Monument very near to Piazza del Gesù Luxury Suites
The Pantheon ("Temple of all the gods") is a building of ancient Rome, built as a temple dedicated to the gods of Olympus. The inhabitants of Rome call it a friendly Rotonna or Ritonna ("La Rotonda"), from which the name of the square. Was made to reconstruct the Emperor Hadrian between 118 and 128 AD, after the fire, 80 and 110 AD had damaged the previous construction of the Augustan age.
At the beginning of the seventh century, the Pantheon was converted into a Christian basilica called Santa Maria della Rotonda, or Santa Maria to Martyrs, which allowed him to survive almost intact to pillage made to the buildings of classical Rome by the popes.
The point at which it stands is not accidental but is a legendary place in the history of the city. According to Roman legend, in fact, this was the place where the founder of Rome, Romulus, his death was seized by an eagle and taken to heaven among the gods.
The first Pantheon was built in 27-25 BC by Vipsanio Agrippa, friend and son of Augustus, in the context of the monuments in the Campus Martius, and entrusted the construction to Lucius Cocceius Aucto. In fact, it rose among Saepta Iulia and the Basilica of Neptune, blasted at the expense of the same Agrippa.
The original inscription of dedication of the building shown on the subsequent reconstruction of the Hadrian era, states: AGRIPPA • M • L • F • COS • • TERTIVM FECIT "Marcus Agrippa, son of Lucius, consul for the third time, built" and the third consulship of Agrippa was precisely the year 27 BC However Cassius Dio Cocceiano the lists with the Basilica of Neptune and the Gymnasium Laconiano among the works of Agrippa ended in 25 BC.
From the remains found at approximately 2.50 meters below the building at the end of the nineteenth century, we know that this first temple was rectangular (43.76 meters x19, 82) with cell arranged transverse, wider than long ( as the Temple of Concord in the Roman Forum and the small temple on the Capitol Veiovis), built in travertine blocks covered with marble slabs. The building was facing south, in the direction opposite to the reconstruction of Hadrian, preceded by a portico on the long side which measured 21.26 meters in width. Before it was an open area circular, a sort of square that separated the temple from the Basilica of Neptune, enclosed by a low wall in opus reticulatum and floor slabs of travertine. Above these plates were then laid it other than marble, perhaps during the restoration of Domitian.
The building of Agrippa had, however, the central axis of the building coincided with the most recent and the width of the cell was equal to the inner diameter of the round. The entire depth of the building Augustan also coincides with the depth of the pronaos Hadrianic. From the sources we know that the capitals were made of bronze and the decoration consisted of caryatids statues and pediments. The temple faced onto a square (now occupied by Hadrian round) limited on the side opposite the Basilica of Neptune.

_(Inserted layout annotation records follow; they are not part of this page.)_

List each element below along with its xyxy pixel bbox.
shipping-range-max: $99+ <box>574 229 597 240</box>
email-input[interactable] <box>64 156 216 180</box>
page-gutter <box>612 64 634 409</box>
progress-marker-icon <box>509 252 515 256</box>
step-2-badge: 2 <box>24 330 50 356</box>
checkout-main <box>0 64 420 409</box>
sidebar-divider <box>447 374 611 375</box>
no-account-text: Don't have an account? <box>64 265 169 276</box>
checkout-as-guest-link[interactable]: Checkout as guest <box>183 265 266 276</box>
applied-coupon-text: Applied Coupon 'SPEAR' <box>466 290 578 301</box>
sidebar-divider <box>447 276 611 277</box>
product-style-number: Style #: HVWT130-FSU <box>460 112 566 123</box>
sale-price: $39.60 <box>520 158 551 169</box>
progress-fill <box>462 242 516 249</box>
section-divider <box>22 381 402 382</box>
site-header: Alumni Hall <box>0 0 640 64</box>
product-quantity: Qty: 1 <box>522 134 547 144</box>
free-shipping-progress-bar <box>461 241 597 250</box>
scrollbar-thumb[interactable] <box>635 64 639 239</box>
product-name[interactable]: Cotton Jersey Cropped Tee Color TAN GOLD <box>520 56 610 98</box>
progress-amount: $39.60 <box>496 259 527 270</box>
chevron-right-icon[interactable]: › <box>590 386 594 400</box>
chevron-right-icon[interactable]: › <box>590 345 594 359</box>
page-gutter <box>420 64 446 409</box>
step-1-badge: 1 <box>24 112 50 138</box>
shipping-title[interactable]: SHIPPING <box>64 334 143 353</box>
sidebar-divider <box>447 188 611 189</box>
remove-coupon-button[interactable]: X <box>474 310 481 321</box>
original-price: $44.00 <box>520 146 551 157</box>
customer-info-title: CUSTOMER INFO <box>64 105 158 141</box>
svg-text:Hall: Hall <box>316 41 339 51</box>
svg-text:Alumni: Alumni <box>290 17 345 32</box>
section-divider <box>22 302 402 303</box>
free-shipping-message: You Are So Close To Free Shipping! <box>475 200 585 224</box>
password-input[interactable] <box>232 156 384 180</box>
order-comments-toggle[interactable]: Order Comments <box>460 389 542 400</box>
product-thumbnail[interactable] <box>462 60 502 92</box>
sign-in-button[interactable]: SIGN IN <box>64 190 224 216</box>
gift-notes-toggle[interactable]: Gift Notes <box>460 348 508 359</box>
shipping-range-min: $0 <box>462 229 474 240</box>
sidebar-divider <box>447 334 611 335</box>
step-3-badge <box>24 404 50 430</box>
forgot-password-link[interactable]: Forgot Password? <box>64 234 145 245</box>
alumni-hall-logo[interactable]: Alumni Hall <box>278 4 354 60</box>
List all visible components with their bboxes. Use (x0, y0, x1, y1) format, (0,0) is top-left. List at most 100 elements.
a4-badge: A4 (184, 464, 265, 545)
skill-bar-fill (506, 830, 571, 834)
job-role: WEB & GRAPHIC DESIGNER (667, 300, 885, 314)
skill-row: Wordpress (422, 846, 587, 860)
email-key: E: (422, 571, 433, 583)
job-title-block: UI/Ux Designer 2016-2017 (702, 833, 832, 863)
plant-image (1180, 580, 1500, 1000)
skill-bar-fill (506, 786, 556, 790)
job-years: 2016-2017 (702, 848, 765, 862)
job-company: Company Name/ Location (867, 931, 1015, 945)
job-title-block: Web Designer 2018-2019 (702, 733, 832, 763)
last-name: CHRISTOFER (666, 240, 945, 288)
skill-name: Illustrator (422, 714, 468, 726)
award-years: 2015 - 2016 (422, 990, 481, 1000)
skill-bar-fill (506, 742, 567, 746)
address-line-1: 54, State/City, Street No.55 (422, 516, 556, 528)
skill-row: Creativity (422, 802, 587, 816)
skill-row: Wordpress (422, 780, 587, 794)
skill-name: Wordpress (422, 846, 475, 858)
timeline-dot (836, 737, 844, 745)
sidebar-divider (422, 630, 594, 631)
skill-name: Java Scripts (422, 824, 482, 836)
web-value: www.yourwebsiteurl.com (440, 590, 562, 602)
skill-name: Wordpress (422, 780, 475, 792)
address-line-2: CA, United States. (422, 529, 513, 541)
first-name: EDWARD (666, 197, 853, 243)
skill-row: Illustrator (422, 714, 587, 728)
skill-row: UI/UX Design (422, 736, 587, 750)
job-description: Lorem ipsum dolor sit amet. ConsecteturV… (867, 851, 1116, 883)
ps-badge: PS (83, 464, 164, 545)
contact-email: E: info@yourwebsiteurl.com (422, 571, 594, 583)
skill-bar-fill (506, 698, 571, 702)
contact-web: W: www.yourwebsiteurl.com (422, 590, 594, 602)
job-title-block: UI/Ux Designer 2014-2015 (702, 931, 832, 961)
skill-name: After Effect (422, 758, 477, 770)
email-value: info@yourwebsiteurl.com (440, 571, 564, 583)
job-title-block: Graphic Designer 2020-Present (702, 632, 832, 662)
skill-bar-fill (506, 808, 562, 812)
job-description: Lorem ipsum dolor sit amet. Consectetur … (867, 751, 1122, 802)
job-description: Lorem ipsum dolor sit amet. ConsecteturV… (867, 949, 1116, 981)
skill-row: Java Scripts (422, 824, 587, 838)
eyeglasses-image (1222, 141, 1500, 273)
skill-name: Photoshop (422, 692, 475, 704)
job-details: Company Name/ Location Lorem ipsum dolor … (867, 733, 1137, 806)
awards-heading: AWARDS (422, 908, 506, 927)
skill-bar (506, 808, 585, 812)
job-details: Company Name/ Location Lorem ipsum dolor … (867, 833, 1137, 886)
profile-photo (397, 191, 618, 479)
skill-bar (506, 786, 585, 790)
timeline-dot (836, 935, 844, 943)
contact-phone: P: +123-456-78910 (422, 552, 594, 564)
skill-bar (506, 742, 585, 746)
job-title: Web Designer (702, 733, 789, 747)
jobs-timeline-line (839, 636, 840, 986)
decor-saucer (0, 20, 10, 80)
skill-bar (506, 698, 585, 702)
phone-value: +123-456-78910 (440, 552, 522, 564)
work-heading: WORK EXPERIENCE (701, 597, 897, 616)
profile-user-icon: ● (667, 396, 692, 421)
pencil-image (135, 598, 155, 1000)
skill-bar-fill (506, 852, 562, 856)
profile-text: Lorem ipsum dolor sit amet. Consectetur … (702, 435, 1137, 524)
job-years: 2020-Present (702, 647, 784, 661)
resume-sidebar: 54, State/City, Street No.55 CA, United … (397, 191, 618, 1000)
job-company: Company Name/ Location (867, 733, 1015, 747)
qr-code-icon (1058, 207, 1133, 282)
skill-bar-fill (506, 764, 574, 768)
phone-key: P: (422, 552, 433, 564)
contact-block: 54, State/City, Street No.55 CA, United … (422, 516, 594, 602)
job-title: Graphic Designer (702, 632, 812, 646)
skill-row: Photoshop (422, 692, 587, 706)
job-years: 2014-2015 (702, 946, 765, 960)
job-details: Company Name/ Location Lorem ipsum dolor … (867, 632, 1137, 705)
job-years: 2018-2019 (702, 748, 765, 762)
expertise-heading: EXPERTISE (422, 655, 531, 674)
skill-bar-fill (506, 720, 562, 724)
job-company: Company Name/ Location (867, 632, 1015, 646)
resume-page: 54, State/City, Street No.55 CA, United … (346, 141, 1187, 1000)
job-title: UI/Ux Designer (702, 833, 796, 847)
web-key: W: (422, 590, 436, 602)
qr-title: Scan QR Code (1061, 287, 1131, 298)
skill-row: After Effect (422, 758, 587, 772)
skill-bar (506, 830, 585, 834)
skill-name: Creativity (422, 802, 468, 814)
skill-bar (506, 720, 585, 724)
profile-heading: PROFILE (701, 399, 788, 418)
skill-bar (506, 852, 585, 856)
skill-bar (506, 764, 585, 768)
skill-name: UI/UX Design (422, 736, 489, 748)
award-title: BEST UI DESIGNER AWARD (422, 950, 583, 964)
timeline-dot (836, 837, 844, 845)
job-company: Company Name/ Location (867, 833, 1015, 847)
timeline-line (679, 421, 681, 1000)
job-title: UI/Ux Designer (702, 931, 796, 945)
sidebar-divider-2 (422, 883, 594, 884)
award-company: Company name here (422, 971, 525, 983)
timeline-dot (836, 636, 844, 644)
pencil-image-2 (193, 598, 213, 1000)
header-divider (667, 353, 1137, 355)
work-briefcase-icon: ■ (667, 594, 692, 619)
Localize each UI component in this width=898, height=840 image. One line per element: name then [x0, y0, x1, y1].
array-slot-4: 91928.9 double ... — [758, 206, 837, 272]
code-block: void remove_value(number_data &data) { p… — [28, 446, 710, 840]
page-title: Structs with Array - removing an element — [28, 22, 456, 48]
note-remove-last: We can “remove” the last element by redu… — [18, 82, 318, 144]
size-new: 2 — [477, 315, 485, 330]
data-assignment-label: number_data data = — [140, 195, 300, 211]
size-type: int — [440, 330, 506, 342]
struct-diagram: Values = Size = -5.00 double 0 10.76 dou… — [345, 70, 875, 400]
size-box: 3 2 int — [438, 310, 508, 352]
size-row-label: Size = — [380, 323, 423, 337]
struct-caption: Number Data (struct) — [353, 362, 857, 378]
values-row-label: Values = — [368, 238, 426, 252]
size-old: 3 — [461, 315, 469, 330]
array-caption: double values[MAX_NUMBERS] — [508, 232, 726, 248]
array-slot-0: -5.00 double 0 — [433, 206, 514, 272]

Cocceiano Cassius Dio states that the "Pantheon" was the name perhaps because housed the statues of many gods, or more likely because the dome of the building drew the sky (and the seven planetary gods), and that the intention of Agrippa had been to create a place of dynastic cult, dedicated to the patron of the Gens Iulia (Mars and Venus), and where he was a statue of Augustus, from which the building would have derived its name. Having the emperor opposed to both, Agrippa put inside a statue of the Divine Julius, (ie deified Caesar), and outside in the porch, one of Octavian and of itself, in celebration of their friendship and his zeal for the public good. The building was decorated by neoattico Diogenes of Athens [Domitian in 80 AD, rebuilt after a fire, thirty years later struck by lightning again took fire. It was then rebuilt in its present form by the Emperor Hadrian, under whose reign the Roman Empire reached the peak of its glory, and it is likely that the current structure is the result of his own genius eclectic tastes exotic. In fact, the Pantheon combines a cylindrical structure, clearly influenced by the Roman Empire, the beautiful exterior colonnade of Greek inspiration.